The sub-prime crisis that has been hanging ominously over the world economy for a number of months now is showing no signs of abating. We all know it is bad, but what is it really? What has caused it? And what does it mean for you? Read on to find out more.

The origins of the current sub-prime crisis, or so called global credit crunch, go back around four years when the United States economy was booming. This healthy economy and the historically low interest rates of the time prompted banks there to offer mortgages to people who had previously been refused. These are known as sub-prime mortgages.

In 2005, interest rates began to rise and the rise in the cost of repayments forced many borrowers to default on their mortgages. As rates continued to rise more people defaulted and US banks realised that they had a serious situation on their hands.

So, how can this affect us here in Britain? First, banks' debts are packaged and traded on the global market, so damage caused by money lost on US sub-prime loans is being borne worldwide. Second, because banks' debts are packaged and traded, nobody really knows where the sub-prime debts lie, or their extent. This has led to mass uncertainty among the financial institutions. Everybody knows that huge losses have been incurred, but no one knows for sure how much or who will be affected.

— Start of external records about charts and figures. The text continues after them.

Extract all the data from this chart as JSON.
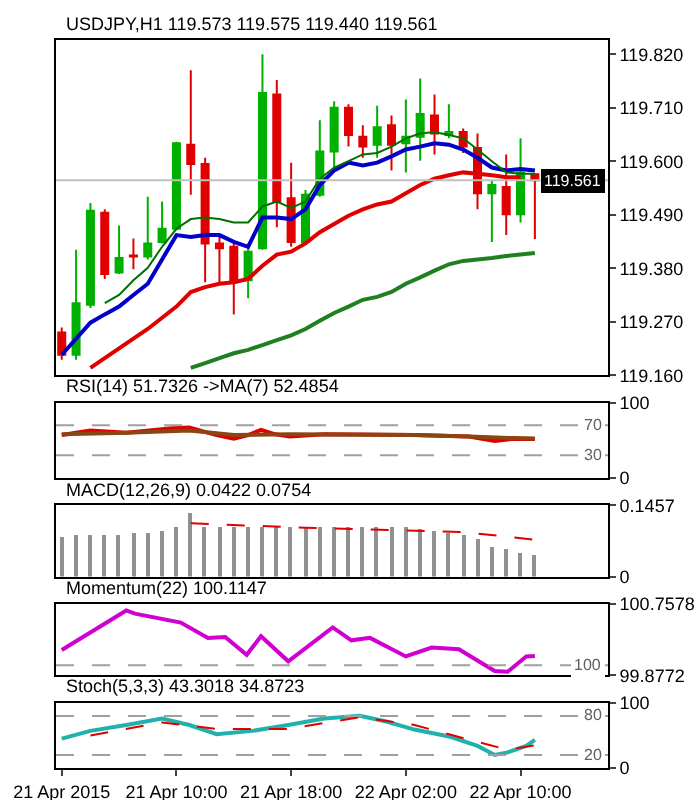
{
  "chart_data": [
    {
      "type": "candlestick",
      "title": "USDJPY,H1 119.573 119.575 119.440 119.561",
      "x": [
        "2015-04-21T02:00",
        "2015-04-21T03:00",
        "2015-04-21T04:00",
        "2015-04-21T05:00",
        "2015-04-21T06:00",
        "2015-04-21T07:00",
        "2015-04-21T08:00",
        "2015-04-21T09:00",
        "2015-04-21T10:00",
        "2015-04-21T11:00",
        "2015-04-21T12:00",
        "2015-04-21T13:00",
        "2015-04-21T14:00",
        "2015-04-21T15:00",
        "2015-04-21T16:00",
        "2015-04-21T17:00",
        "2015-04-21T18:00",
        "2015-04-21T19:00",
        "2015-04-21T20:00",
        "2015-04-21T21:00",
        "2015-04-21T22:00",
        "2015-04-21T23:00",
        "2015-04-22T00:00",
        "2015-04-22T01:00",
        "2015-04-22T02:00",
        "2015-04-22T03:00",
        "2015-04-22T04:00",
        "2015-04-22T05:00",
        "2015-04-22T06:00",
        "2015-04-22T07:00",
        "2015-04-22T08:00",
        "2015-04-22T09:00",
        "2015-04-22T10:00",
        "2015-04-22T11:00"
      ],
      "ohlc": [
        [
          119.248,
          119.258,
          119.192,
          119.202
        ],
        [
          119.202,
          119.418,
          119.192,
          119.308
        ],
        [
          119.305,
          119.514,
          119.298,
          119.498
        ],
        [
          119.494,
          119.501,
          119.358,
          119.368
        ],
        [
          119.371,
          119.468,
          119.368,
          119.401
        ],
        [
          119.406,
          119.441,
          119.378,
          119.404
        ],
        [
          119.404,
          119.527,
          119.398,
          119.431
        ],
        [
          119.434,
          119.517,
          119.431,
          119.461
        ],
        [
          119.461,
          119.64,
          119.458,
          119.637
        ],
        [
          119.634,
          119.787,
          119.531,
          119.594
        ],
        [
          119.594,
          119.607,
          119.351,
          119.431
        ],
        [
          119.431,
          119.444,
          119.351,
          119.421
        ],
        [
          119.424,
          119.434,
          119.285,
          119.351
        ],
        [
          119.355,
          119.431,
          119.318,
          119.414
        ],
        [
          119.421,
          119.82,
          119.418,
          119.74
        ],
        [
          119.737,
          119.767,
          119.464,
          119.517
        ],
        [
          119.524,
          119.597,
          119.424,
          119.434
        ],
        [
          119.434,
          119.541,
          119.431,
          119.531
        ],
        [
          119.531,
          119.684,
          119.527,
          119.62
        ],
        [
          119.62,
          119.723,
          119.584,
          119.71
        ],
        [
          119.71,
          119.717,
          119.63,
          119.654
        ],
        [
          119.65,
          119.674,
          119.607,
          119.63
        ],
        [
          119.634,
          119.714,
          119.607,
          119.67
        ],
        [
          119.674,
          119.694,
          119.581,
          119.634
        ],
        [
          119.637,
          119.727,
          119.577,
          119.65
        ],
        [
          119.65,
          119.77,
          119.601,
          119.697
        ],
        [
          119.694,
          119.737,
          119.614,
          119.657
        ],
        [
          119.654,
          119.717,
          119.647,
          119.66
        ],
        [
          119.66,
          119.667,
          119.617,
          119.63
        ],
        [
          119.627,
          119.657,
          119.501,
          119.534
        ],
        [
          119.534,
          119.561,
          119.434,
          119.551
        ],
        [
          119.547,
          119.614,
          119.448,
          119.491
        ],
        [
          119.491,
          119.647,
          119.474,
          119.577
        ],
        [
          119.573,
          119.575,
          119.44,
          119.561
        ]
      ],
      "colors": [
        "#e00000",
        "#00b000",
        "#00b000",
        "#e00000",
        "#00b000",
        "#e00000",
        "#00b000",
        "#00b000",
        "#00b000",
        "#e00000",
        "#e00000",
        "#e00000",
        "#e00000",
        "#00b000",
        "#00b000",
        "#e00000",
        "#e00000",
        "#00b000",
        "#00b000",
        "#00b000",
        "#e00000",
        "#e00000",
        "#00b000",
        "#e00000",
        "#00b000",
        "#00b000",
        "#e00000",
        "#00b000",
        "#e00000",
        "#e00000",
        "#00b000",
        "#e00000",
        "#00b000",
        "#e00000"
      ],
      "series": [
        {
          "type": "line",
          "color": "#0000c8",
          "values": [
            119.202,
            119.235,
            119.268,
            119.285,
            119.301,
            119.325,
            119.348,
            119.398,
            119.448,
            119.444,
            119.448,
            119.448,
            119.434,
            119.424,
            119.484,
            119.484,
            119.481,
            119.501,
            119.551,
            119.581,
            119.597,
            119.591,
            119.597,
            119.61,
            119.624,
            119.63,
            119.637,
            119.634,
            119.624,
            119.607,
            119.587,
            119.581,
            119.584,
            119.581
          ]
        },
        {
          "type": "line",
          "color": "#007000",
          "values": [
            null,
            null,
            null,
            119.308,
            119.325,
            119.355,
            119.381,
            119.424,
            119.461,
            119.481,
            119.484,
            119.481,
            119.474,
            119.474,
            119.507,
            119.517,
            119.504,
            119.517,
            119.564,
            119.587,
            119.6,
            119.614,
            119.617,
            119.63,
            119.647,
            119.657,
            119.66,
            119.654,
            119.647,
            119.624,
            119.6,
            119.577,
            119.574,
            119.574
          ]
        },
        {
          "type": "line",
          "color": "#e00000",
          "values": [
            null,
            null,
            119.175,
            119.195,
            119.215,
            119.235,
            119.255,
            119.278,
            119.301,
            119.331,
            119.341,
            119.348,
            119.351,
            119.358,
            119.385,
            119.408,
            119.414,
            119.431,
            119.454,
            119.471,
            119.488,
            119.501,
            119.511,
            119.517,
            119.534,
            119.551,
            119.564,
            119.571,
            119.577,
            119.574,
            119.571,
            119.567,
            119.567,
            null
          ]
        },
        {
          "type": "line",
          "color": "#208020",
          "values": [
            null,
            null,
            null,
            null,
            null,
            null,
            null,
            null,
            null,
            119.175,
            119.185,
            119.195,
            119.205,
            119.212,
            119.222,
            119.232,
            119.242,
            119.255,
            119.272,
            119.288,
            119.301,
            119.315,
            119.321,
            119.331,
            119.348,
            119.361,
            119.375,
            119.388,
            119.395,
            119.398,
            119.401,
            119.405,
            119.408,
            119.411
          ]
        }
      ],
      "xlim": [
        "2015-04-21T01:36",
        "2015-04-22T16:06"
      ],
      "ylim": [
        119.16,
        119.85
      ],
      "yticks": [
        {
          "value": 119.16,
          "label": "119.160"
        },
        {
          "value": 119.27,
          "label": "119.270"
        },
        {
          "value": 119.38,
          "label": "119.380"
        },
        {
          "value": 119.49,
          "label": "119.490"
        },
        {
          "value": 119.6,
          "label": "119.600"
        },
        {
          "value": 119.71,
          "label": "119.710"
        },
        {
          "value": 119.82,
          "label": "119.820"
        }
      ],
      "ref_lines": [
        {
          "axis": "y",
          "value": 119.561,
          "label": "119.561",
          "color": "#c0c0c0",
          "line_style": "solid"
        }
      ],
      "tick_labels": "y"
    },
    {
      "type": "line",
      "title": "RSI(14) 51.7326 ->MA(7) 52.4854",
      "series": [
        {
          "color": "#e00000",
          "x": [
            "2015-04-21T02:00",
            "2015-04-21T04:00",
            "2015-04-21T06:30",
            "2015-04-21T09:42",
            "2015-04-21T10:54",
            "2015-04-21T12:48",
            "2015-04-21T14:00",
            "2015-04-21T15:00",
            "2015-04-21T15:54",
            "2015-04-21T16:54",
            "2015-04-21T17:54",
            "2015-04-21T20:18",
            "2015-04-22T02:36",
            "2015-04-22T06:24",
            "2015-04-22T08:12",
            "2015-04-22T09:30",
            "2015-04-22T11:00"
          ],
          "values": [
            57,
            63,
            60,
            66,
            67,
            57,
            52,
            57,
            64,
            58,
            55,
            58,
            57,
            55,
            49,
            52,
            51.7326
          ]
        },
        {
          "color": "#8b4513",
          "x": [
            "2015-04-21T02:00",
            "2015-04-21T06:30",
            "2015-04-21T10:54",
            "2015-04-21T14:00",
            "2015-04-21T17:54",
            "2015-04-22T02:36",
            "2015-04-22T06:24",
            "2015-04-22T09:30",
            "2015-04-22T11:00"
          ],
          "values": [
            58,
            60,
            63,
            57,
            58,
            57,
            55,
            53,
            52.4854
          ]
        }
      ],
      "xlim": [
        "2015-04-21T01:36",
        "2015-04-22T16:06"
      ],
      "ylim": [
        0,
        100
      ],
      "yticks": [
        0,
        100
      ],
      "ref_lines": [
        {
          "axis": "y",
          "value": 70,
          "label": "70",
          "color": "#a0a0a0",
          "line_style": "dashed"
        },
        {
          "axis": "y",
          "value": 30,
          "label": "30",
          "color": "#a0a0a0",
          "line_style": "dashed"
        }
      ],
      "tick_labels": "y"
    },
    {
      "type": "bar",
      "title": "MACD(12,26,9) 0.0422 0.0754",
      "x": [
        "2015-04-21T02:00",
        "2015-04-21T03:00",
        "2015-04-21T04:00",
        "2015-04-21T05:00",
        "2015-04-21T06:00",
        "2015-04-21T07:00",
        "2015-04-21T08:00",
        "2015-04-21T09:00",
        "2015-04-21T10:00",
        "2015-04-21T11:00",
        "2015-04-21T12:00",
        "2015-04-21T13:00",
        "2015-04-21T14:00",
        "2015-04-21T15:00",
        "2015-04-21T16:00",
        "2015-04-21T17:00",
        "2015-04-21T18:00",
        "2015-04-21T19:00",
        "2015-04-21T20:00",
        "2015-04-21T21:00",
        "2015-04-21T22:00",
        "2015-04-21T23:00",
        "2015-04-22T00:00",
        "2015-04-22T01:00",
        "2015-04-22T02:00",
        "2015-04-22T03:00",
        "2015-04-22T04:00",
        "2015-04-22T05:00",
        "2015-04-22T06:00",
        "2015-04-22T07:00",
        "2015-04-22T08:00",
        "2015-04-22T09:00",
        "2015-04-22T10:00",
        "2015-04-22T11:00"
      ],
      "series": [
        {
          "color": "#909090",
          "values": [
            0.082,
            0.083,
            0.084,
            0.085,
            0.086,
            0.088,
            0.09,
            0.093,
            0.1,
            0.128,
            0.1,
            0.1,
            0.1,
            0.1,
            0.1,
            0.1,
            0.1,
            0.1,
            0.1,
            0.1,
            0.1,
            0.1,
            0.1,
            0.1,
            0.1,
            0.095,
            0.092,
            0.09,
            0.085,
            0.075,
            0.06,
            0.055,
            0.048,
            0.0422
          ]
        },
        {
          "type": "line",
          "color": "#e00000",
          "line_style": "dashed",
          "x": [
            "2015-04-21T11:00",
            "2015-04-21T19:00",
            "2015-04-22T06:00",
            "2015-04-22T09:00",
            "2015-04-22T11:00"
          ],
          "values": [
            0.109,
            0.1,
            0.091,
            0.082,
            0.0754
          ]
        }
      ],
      "xlim": [
        "2015-04-21T01:36",
        "2015-04-22T16:06"
      ],
      "ylim": [
        0,
        0.1457
      ],
      "yticks": [
        0,
        0.1457
      ],
      "tick_labels": "y"
    },
    {
      "type": "line",
      "title": "Momentum(22) 100.1147",
      "series": [
        {
          "color": "#d000d0",
          "x": [
            "2015-04-21T02:00",
            "2015-04-21T06:30",
            "2015-04-21T07:06",
            "2015-04-21T10:18",
            "2015-04-21T12:12",
            "2015-04-21T13:24",
            "2015-04-21T14:54",
            "2015-04-21T15:54",
            "2015-04-21T17:48",
            "2015-04-21T20:54",
            "2015-04-21T22:12",
            "2015-04-21T23:30",
            "2015-04-22T02:00",
            "2015-04-22T03:48",
            "2015-04-22T05:42",
            "2015-04-22T08:12",
            "2015-04-22T09:06",
            "2015-04-22T10:24",
            "2015-04-22T11:00"
          ],
          "values": [
            100.19,
            100.68,
            100.64,
            100.53,
            100.34,
            100.35,
            100.13,
            100.36,
            100.05,
            100.47,
            100.31,
            100.34,
            100.11,
            100.22,
            100.2,
            99.93,
            99.92,
            100.11,
            100.1147
          ]
        }
      ],
      "xlim": [
        "2015-04-21T01:36",
        "2015-04-22T16:06"
      ],
      "ylim": [
        99.8772,
        100.7578
      ],
      "yticks": [
        99.8772,
        100.7578
      ],
      "ref_lines": [
        {
          "axis": "y",
          "value": 100,
          "label": "100",
          "color": "#a0a0a0",
          "line_style": "dashed"
        }
      ],
      "tick_labels": "y"
    },
    {
      "type": "line",
      "title": "Stoch(5,3,3) 43.3018 34.8723",
      "series": [
        {
          "color": "#20b2aa",
          "x": [
            "2015-04-21T02:00",
            "2015-04-21T04:00",
            "2015-04-21T06:30",
            "2015-04-21T09:00",
            "2015-04-21T10:54",
            "2015-04-21T12:48",
            "2015-04-21T15:18",
            "2015-04-21T17:48",
            "2015-04-21T20:18",
            "2015-04-21T22:48",
            "2015-04-22T00:42",
            "2015-04-22T02:36",
            "2015-04-22T05:06",
            "2015-04-22T07:00",
            "2015-04-22T08:12",
            "2015-04-22T09:06",
            "2015-04-22T10:24",
            "2015-04-22T11:00"
          ],
          "values": [
            45,
            57,
            66,
            76,
            66,
            52,
            57,
            66,
            76,
            80,
            71,
            59,
            48,
            34,
            20,
            24,
            34,
            43.3018
          ]
        },
        {
          "color": "#e00000",
          "line_style": "dashed",
          "x": [
            "2015-04-21T04:00",
            "2015-04-21T09:00",
            "2015-04-21T12:48",
            "2015-04-21T17:48",
            "2015-04-21T22:48",
            "2015-04-22T02:36",
            "2015-04-22T07:00",
            "2015-04-22T09:06",
            "2015-04-22T11:00"
          ],
          "values": [
            50,
            70,
            60,
            60,
            78,
            66,
            40,
            28,
            34.8723
          ]
        }
      ],
      "xlim": [
        "2015-04-21T01:36",
        "2015-04-22T16:06"
      ],
      "ylim": [
        0,
        100
      ],
      "yticks": [
        0,
        100
      ],
      "xticks": [
        {
          "value": "2015-04-21T02:00",
          "label": "21 Apr 2015"
        },
        {
          "value": "2015-04-21T10:00",
          "label": "21 Apr 10:00"
        },
        {
          "value": "2015-04-21T18:00",
          "label": "21 Apr 18:00"
        },
        {
          "value": "2015-04-22T02:00",
          "label": "22 Apr 02:00"
        },
        {
          "value": "2015-04-22T10:00",
          "label": "22 Apr 10:00"
        }
      ],
      "ref_lines": [
        {
          "axis": "y",
          "value": 80,
          "label": "80",
          "color": "#a0a0a0",
          "line_style": "dashed"
        },
        {
          "axis": "y",
          "value": 20,
          "label": "20",
          "color": "#a0a0a0",
          "line_style": "dashed"
        }
      ]
    }
  ]
}
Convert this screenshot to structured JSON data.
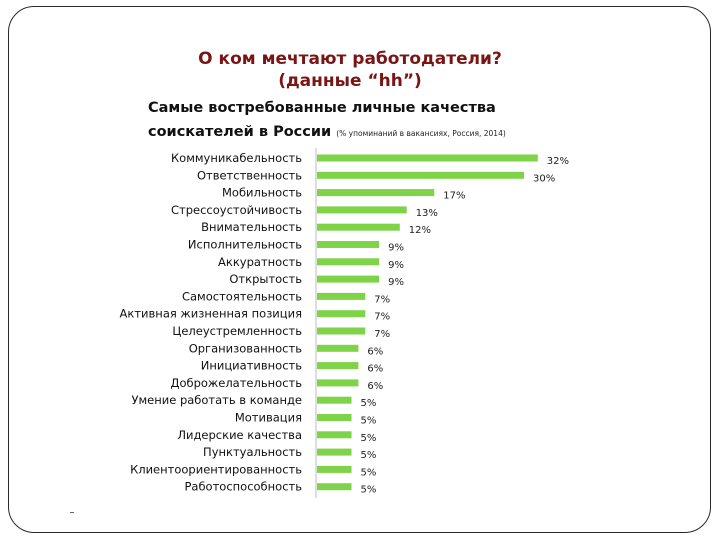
{
  "slide": {
    "title_line1": "О ком мечтают работодатели?",
    "title_line2": "(данные “hh”)"
  },
  "colors": {
    "bar": "#7ed348",
    "title": "#7a1515",
    "frame": "#2a2a2a"
  },
  "chart_data": {
    "type": "bar",
    "orientation": "horizontal",
    "title_line1": "Самые востребованные личные качества",
    "title_line2": "соискателей в России",
    "subtitle": "(% упоминаний в вакансиях, Россия, 2014)",
    "categories": [
      "Коммуникабельность",
      "Ответственность",
      "Мобильность",
      "Стрессоустойчивость",
      "Внимательность",
      "Исполнительность",
      "Аккуратность",
      "Открытость",
      "Самостоятельность",
      "Активная жизненная позиция",
      "Целеустремленность",
      "Организованность",
      "Инициативность",
      "Доброжелательность",
      "Умение работать в команде",
      "Мотивация",
      "Лидерские качества",
      "Пунктуальность",
      "Клиентоориентированность",
      "Работоспособность"
    ],
    "values": [
      32,
      30,
      17,
      13,
      12,
      9,
      9,
      9,
      7,
      7,
      7,
      6,
      6,
      6,
      5,
      5,
      5,
      5,
      5,
      5
    ],
    "value_labels": [
      "32%",
      "30%",
      "17%",
      "13%",
      "12%",
      "9%",
      "9%",
      "9%",
      "7%",
      "7%",
      "7%",
      "6%",
      "6%",
      "6%",
      "5%",
      "5%",
      "5%",
      "5%",
      "5%",
      "5%"
    ],
    "xlim": [
      0,
      35
    ],
    "grid": false,
    "legend": "none"
  }
}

For this reason banks have tightened their belts and are unwilling to lend money to each other, and this means that there are less funds available to provide credit to businesses and consumers. The results? Economic uncertainty, the Northern Rock crisis, high credit costs, and more.

That is the background, and if you haven't felt the fallout from the sub-prime crisis already it probably won't be long before you do. So, what are the affects likely to be for the man on the street?

Tougher to get loans

As mentioned, lenders to not have access to huge amounts of funds for loans, and they are wary of people defaulting on loans. The upshot is that loans are now much harder to get than they were a year ago. If you are looking for any kind of substantial loan or a mortgage this year you will need to have a good credit rating and a stable income.

Costly credit

The simple rules of supply and demand dictate that the cost of loans will go up, indeed they already have. With less funds available to banks, the cost of credit is going up. So as well as being harder to get, loans are now more expensive than they were before. Mortgage seekers are also finding that LTV (loan to value) rates are decreasing.

Safe and secured

We think 2008 will be the year of the secured loan. The lenders don't want to take risks at the moment so you have a much better chance of getting a loan if you are willing to secure it against your home. However, if you go down this road be sure you can keep up with repayments on your secured loan or you could lose your home altogether.

House prices

One of the tell-tale signs of economic uncertainty is a dip or a slowdown in house prices. In Britain, this is already under way. While it is impossible to predict the extent of the slowdown at this stage, there is little doubt that it is linked to the sub-prime crisis.

Stock market uncertainty

If you have investments in stocks in Britain or abroad you will be well aware that the global markets are shaky at best. The last two weeks have been worrying for stock market investors with many now looking for safer places to put their money.

Bad for debt

This is not the time to get into financial difficulty. If you get into trouble with debt in the current economic climate, you will find it very difficult to get a debt to consolidate loans and banks might not be as sympathetic as they could be. If you fall seriously into the red you could be looking at a debt management plan, an IVA, or even bankruptcy.

Although these are tough times for consumers, some analysts are saying that it could be a lot worse and the end of the current crisis may be in sight. For the time being, our advice is to be prudent with your finances. Keep your credit rating clean, do not overspend and try to concentrate on clearing existing debts.